Radiation Procedure May Control Epilepsy

New Surgery Undergoing Clinical Trials

POSTED: 10:37 a.m. EDT June 4, 2002

Most people who have epilepsy lead outwardly normal lives -- but in privacy, many take medication or undergo surgery to control their illness.

A new, noninvasive surgical procedure that may eliminate epileptic seizures due to intractable epilepsy is being tested by the National Institutes of Health.

Right now, the only options available for epileptic patients involve medication or invasive surgery.

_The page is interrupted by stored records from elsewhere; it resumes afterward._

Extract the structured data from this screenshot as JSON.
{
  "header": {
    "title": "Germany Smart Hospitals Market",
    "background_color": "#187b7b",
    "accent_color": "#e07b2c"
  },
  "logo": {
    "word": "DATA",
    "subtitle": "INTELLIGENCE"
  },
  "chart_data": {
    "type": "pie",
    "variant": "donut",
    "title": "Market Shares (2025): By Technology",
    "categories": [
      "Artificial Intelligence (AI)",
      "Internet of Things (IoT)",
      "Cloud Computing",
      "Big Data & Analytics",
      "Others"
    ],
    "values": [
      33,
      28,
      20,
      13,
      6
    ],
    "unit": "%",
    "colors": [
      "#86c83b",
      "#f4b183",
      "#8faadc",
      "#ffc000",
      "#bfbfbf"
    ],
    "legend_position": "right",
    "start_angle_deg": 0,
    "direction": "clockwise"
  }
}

This new radiosurgery uses a device called a gamma knife -- which isn't a knife at all -- to focus 201 beams of gamma radiation on the precise location of the brain responsible for the seizures.

The radiation is diffused through a 300-pound collimator helmet, which resembles a large version of a kitchen colander. The patient's head is placed inside the helmet and held fast at four points to the skull.

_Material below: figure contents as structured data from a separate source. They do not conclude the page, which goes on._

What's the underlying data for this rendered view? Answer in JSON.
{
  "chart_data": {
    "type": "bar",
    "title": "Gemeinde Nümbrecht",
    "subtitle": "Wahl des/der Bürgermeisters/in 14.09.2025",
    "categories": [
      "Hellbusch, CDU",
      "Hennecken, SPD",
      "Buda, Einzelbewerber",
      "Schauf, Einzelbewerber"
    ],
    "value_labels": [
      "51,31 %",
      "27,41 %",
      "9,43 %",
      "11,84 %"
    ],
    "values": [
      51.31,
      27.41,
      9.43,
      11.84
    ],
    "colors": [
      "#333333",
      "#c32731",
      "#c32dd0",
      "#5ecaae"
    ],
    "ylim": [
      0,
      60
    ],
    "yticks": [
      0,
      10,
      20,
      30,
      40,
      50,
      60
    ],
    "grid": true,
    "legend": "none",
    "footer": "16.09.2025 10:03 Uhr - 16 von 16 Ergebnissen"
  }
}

When the beams converge, the targeted area of the brain receives a full-treatment dose of radiation. The procedure spares healthy areas of the brain from high-dose radiation exposure.

Treatment time is much less than that of traditional surgery, and the recovery period usually involves only one overnight hospital stay.

"This is the first clinical trial in the United States of this promising treatment for epilepsy," said Dr. Paul DesRosiers, assistant professor of radiation oncology at Indiana University School of Medicine, which is one of six institutions in the nation participating in the clinical trial. "As many as 10 patients will be treated at IU in this trial, which is designed to determine the most effective radiation dose for eliminating the seizure focus in the brain."

Patients over the age of 18 with a specific form of temporal lobe epilepsy, who would otherwise be candidates for the traditional surgery, are eligible to participate in this clinical trial.

It is estimated that up to 1 percent of the U.S. population has epilepsy and that 20 percent of those patients have the type of epilepsy that may benefit from the procedure, which researchers say is up to 95 percent effective.